The industrialist asked the US Supreme Court to undo a part of a deal he made with the SEC, which he says violates his free speech rights.
Elon Musk asked the U.S. Supreme Court to undo a part of a deal he made with the Securities and Exchange Commission (SEC) that required vetting of his online posts, alleging that the deal violates his free speech rights, Mr. Musk’s lawyer, Ellyde Thompson, confirmed with The Epoch Times on Thursday.
The billionaire businessman asked the high court in a Dec. 7 petition to hear his appeal of a lower court’s decision in May that upheld a 2018 consent decree that he negotiated with the SEC, escalating a years-long feud between the industrialist and the powerful regulatory agency to the nation’s highest court.
The consent decree resulted from settlement negotiations of a 2018 lawsuit brought by the federal agency against Mr. Musk, which alleged that Mr. Musk made “false and misleading” statements to investors when he posted on Twitter (now X) in August of that year that he had “funding secured” to take private his electric car company, Tesla.
The terms of the consent decree, to which Mr. Musk agreed, stipulate that Mr. Musk steps down as the then-chairman of Tesla; Mr. Musk and Tesla each pay a civil penalty of $20 million; and that Mr. Musk obtain pre-approval from a securities lawyer before publishing written statements about Tesla or its shareholders.
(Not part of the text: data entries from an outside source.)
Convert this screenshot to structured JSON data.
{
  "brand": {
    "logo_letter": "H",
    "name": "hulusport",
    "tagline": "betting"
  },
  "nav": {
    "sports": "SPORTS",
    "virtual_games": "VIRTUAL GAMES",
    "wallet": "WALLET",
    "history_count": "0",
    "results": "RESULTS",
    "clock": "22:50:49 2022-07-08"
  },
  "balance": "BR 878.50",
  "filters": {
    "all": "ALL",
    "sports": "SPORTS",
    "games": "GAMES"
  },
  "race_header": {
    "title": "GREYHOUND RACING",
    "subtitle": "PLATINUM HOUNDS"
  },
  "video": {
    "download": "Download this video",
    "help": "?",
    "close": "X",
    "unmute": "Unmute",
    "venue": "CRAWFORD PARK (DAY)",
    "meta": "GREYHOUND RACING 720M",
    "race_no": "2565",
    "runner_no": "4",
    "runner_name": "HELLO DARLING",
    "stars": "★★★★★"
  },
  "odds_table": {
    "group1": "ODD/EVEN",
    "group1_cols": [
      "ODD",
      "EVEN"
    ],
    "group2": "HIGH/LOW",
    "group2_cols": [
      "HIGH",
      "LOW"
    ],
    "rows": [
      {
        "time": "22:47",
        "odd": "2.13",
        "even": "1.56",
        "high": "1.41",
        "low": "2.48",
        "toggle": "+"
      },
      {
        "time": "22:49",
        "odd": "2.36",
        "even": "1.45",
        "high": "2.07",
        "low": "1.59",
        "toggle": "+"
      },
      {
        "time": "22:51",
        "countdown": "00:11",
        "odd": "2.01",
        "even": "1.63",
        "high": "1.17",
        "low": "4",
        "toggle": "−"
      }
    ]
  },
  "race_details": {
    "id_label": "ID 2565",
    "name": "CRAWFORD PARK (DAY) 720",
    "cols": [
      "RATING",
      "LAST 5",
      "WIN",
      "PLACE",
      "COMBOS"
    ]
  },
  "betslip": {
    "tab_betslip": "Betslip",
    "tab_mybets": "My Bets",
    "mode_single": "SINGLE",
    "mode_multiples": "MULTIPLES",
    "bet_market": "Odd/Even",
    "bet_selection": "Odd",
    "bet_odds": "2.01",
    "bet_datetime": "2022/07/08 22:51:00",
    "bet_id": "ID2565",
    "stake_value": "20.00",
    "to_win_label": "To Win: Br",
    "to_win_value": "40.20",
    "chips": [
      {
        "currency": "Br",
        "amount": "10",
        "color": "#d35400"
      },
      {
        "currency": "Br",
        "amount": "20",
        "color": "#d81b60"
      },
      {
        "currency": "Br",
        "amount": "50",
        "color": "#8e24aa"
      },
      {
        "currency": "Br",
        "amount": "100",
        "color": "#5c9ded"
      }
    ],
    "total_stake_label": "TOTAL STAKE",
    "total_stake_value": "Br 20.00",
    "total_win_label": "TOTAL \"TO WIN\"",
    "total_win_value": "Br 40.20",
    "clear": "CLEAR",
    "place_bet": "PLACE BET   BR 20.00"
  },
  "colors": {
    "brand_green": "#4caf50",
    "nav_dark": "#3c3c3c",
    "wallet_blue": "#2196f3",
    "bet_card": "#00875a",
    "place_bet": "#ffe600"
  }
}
In February 2019, the SEC alleged that Mr. Musk violated that deal when he posted on Twitter, “Tesla made 0 cars in 2011, but will make around 500k in 2019,” and sought contempt sanctions, which included fines and potential imprisonment.
After a few court proceedings, the two parties resolved the contempt sanctions, but Mr. Musk sought to quash the SEC’s consent decree, arguing that the SEC had exploited the decree to “punish protected speech” because Mr. Musk is an “outspoken and much-followed critic of the government generally, and the SEC specifically.”
A Manhattan-based federal district court and later a federal appeals court both ruled in favor of the SEC, on the rationale that Mr. Musk could not revisit the speech-vetting deal because he previously agreed to the deal in the settlement with the SEC.